Il Settimo Cavalleria possedeva invece, come dotazione regolamentare, fucili “Springfield” e pistole “Colt”, oltre ad un numero imprecisato di carabine a ripetizione. I suoi 160 muli trasportavano, oltre alle provviste, un carico di decine di migliaia di pallottole, con le quali sarebbe stato in grado di tenere testa a qualsiasi formazione anche numericamente superiore. Non si dimentichi che due episodi, fra i tanti accaduti nel corso delle guerre indiane, avevano lasciato viva impressione nell’opinione pubblica americana.
La prima era stata la vittoria ottenuta dal maggiore James W. Powell nei pressi di Fort Phil Kearny, Wyoming, il 2 agosto 1867. Con soli 32 uomini, armati di carabine “Springfield”, l’ufficiale aveva ripetutamente respinto centinaia di Sioux, uccidendone più di 40 e costringendo gli altri a ritirarsi con moltissimi feriti. La seconda era la strenua resistenza opposta per otto giorni dal maggiore George W. Forsyth e dai suoi 50 esploratori ad Arickaree Fork, nel Colorado orientale, contro circa 600 Cheyenne e Sioux. Anche in questo caso, nonostante l’esiguità dei difensori, gli Indiani erano stati costretti al ritiro con pesanti perdite, che superavano i 70 morti.


Il ritrovamento dei corpi di Kidder e del suo comando

Quali giustificazioni avrebbe potuto opporre Custer, di fronte a contestazioni che richiamassero un confronto con queste vicende? Probabilmente nessuna. Inoltre gli Stati Uniti stavano per celebrare il loro primo centenario dell’indipendenza e l’amministrazione Grant, dopo le recenti disavventure politiche, aveva bisogno di un’affermazione prestigiosa. Era ovvio che, non essendovi in corso delle guerre ufficialmente dichiarate, l’unica opportunità risiedesse nella rapida sottomissione dei ribelli indiani di Toro Seduto.
Nessuno avrebbe perdonato Custer se questi non avesse attaccato, come è altrettanto vero che nessuno l’avrebbe giustificato in caso di sconfitta o, peggio ancora, di ritirata.

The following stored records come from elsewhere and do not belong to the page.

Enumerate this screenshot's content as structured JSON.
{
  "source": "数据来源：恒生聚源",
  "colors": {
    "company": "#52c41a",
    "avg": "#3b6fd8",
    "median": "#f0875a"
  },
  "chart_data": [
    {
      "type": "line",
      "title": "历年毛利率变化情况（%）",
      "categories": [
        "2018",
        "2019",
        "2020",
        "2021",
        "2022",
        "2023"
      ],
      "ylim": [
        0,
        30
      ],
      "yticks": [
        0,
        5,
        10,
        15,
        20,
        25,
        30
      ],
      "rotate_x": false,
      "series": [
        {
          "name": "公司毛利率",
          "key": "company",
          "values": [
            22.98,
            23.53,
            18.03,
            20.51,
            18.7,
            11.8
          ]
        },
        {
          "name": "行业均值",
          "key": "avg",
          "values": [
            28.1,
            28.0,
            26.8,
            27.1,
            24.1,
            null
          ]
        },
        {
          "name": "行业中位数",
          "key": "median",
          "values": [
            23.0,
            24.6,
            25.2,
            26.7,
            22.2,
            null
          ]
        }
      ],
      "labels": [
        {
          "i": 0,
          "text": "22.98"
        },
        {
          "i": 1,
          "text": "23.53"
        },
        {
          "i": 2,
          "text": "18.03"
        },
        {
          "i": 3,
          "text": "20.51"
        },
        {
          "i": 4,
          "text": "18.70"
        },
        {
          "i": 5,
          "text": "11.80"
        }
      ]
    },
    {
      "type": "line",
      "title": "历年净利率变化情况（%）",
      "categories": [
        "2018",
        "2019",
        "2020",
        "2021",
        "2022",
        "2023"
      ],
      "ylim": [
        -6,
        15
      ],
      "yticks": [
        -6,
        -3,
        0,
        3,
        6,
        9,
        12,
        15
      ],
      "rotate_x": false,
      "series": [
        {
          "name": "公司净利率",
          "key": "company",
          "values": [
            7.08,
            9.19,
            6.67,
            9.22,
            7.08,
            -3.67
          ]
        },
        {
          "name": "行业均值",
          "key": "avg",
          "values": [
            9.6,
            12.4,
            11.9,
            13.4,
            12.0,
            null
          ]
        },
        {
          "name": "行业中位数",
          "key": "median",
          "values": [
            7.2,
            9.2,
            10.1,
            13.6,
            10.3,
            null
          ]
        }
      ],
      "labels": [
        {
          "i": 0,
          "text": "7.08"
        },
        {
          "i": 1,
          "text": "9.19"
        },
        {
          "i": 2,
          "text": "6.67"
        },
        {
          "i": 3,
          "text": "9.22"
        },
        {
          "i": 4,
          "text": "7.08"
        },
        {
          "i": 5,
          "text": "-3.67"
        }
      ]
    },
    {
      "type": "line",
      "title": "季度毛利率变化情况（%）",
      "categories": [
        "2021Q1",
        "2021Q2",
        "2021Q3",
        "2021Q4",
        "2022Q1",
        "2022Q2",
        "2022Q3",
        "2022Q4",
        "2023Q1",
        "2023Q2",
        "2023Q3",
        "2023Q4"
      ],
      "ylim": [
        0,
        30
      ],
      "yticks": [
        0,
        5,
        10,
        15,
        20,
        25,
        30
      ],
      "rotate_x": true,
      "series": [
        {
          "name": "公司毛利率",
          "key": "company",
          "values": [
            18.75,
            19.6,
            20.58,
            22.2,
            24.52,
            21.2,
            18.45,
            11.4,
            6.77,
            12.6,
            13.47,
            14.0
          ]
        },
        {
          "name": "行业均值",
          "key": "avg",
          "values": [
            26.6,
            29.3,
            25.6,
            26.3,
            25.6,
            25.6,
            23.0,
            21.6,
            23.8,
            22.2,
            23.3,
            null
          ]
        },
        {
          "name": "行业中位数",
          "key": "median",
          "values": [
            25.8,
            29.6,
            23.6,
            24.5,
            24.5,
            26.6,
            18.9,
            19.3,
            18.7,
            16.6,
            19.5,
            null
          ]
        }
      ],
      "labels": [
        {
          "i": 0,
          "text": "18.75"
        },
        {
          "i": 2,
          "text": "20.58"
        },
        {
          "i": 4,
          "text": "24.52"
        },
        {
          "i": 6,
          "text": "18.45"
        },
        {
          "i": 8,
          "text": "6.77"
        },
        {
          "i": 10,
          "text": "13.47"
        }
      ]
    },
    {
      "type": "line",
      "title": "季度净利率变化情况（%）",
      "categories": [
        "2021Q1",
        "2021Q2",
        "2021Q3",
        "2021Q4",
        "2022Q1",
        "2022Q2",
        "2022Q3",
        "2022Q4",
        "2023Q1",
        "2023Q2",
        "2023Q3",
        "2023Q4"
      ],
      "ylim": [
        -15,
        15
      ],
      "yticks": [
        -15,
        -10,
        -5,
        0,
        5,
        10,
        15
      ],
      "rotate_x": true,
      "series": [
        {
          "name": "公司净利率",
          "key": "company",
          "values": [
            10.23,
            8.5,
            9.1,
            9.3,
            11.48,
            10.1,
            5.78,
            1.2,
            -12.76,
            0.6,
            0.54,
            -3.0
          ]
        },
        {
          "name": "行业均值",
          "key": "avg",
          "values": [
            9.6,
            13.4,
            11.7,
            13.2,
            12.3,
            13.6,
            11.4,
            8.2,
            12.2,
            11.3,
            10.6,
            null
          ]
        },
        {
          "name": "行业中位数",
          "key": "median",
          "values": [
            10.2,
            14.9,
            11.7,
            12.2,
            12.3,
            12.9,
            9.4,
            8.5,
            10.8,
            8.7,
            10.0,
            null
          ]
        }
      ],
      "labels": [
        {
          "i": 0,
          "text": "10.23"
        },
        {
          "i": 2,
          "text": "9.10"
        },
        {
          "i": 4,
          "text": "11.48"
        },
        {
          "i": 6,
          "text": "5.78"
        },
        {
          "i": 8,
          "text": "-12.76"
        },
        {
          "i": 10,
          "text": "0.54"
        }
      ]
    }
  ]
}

Lo stesso Terry, nel suo rapporto al generale Sheridan in merito al massacro di Little Big Horn, scrisse che: “Custer…pensò che gli Indiani fuggissero. Nel timore che potessero allontanarsi, decise di attaccarli”. Ma non si trattò di una paura infondata da parte del “generale”. Il tenente Charles Varnum, comandante delle guide, dichiarò infatti: “Sapevamo che (i Sioux) avevano scoperto il comando di Custer, perciò li osservavamo. La costa sulla quale eravamo noi era più in basso della loro. Cavalcavamo tranquilli, quando ad un tratto scomparvero. Erano evidentemente corsi a dare l’allarme al loro campo, lasciando un uomo di guardia alla colonna”.
D’altronde, il sospetto di essere stati avvistati dagli Indiani divenne una certezza quando il capitano George W. Yates della compagnia F riferì a Custer che i suoi uomini avevano scoperto alcuni Sioux a rovistare fra i pacchi di gallette persi dai muli in movimento. Naturalmente, gli Indiani erano fuggiti non appena avevano visto i soldati tornare sui loro passi, andando certamente a riferire l’accaduto al loro villaggio. Infine, il generale Sherman, comandante supremo dell’esercito, dichiarò qualche tempo dopo che Custer, una volta avvistato il grande accampamento indiano, “non aveva altra scelta che attaccarlo”.
Ha ancora senso sostenere che Custer potesse decidere di aspettare, mandando a chiamare i rinforzi del colonnello Gibbon, che sarebbero apparsi all’orizzonte soltanto due giorni dopo?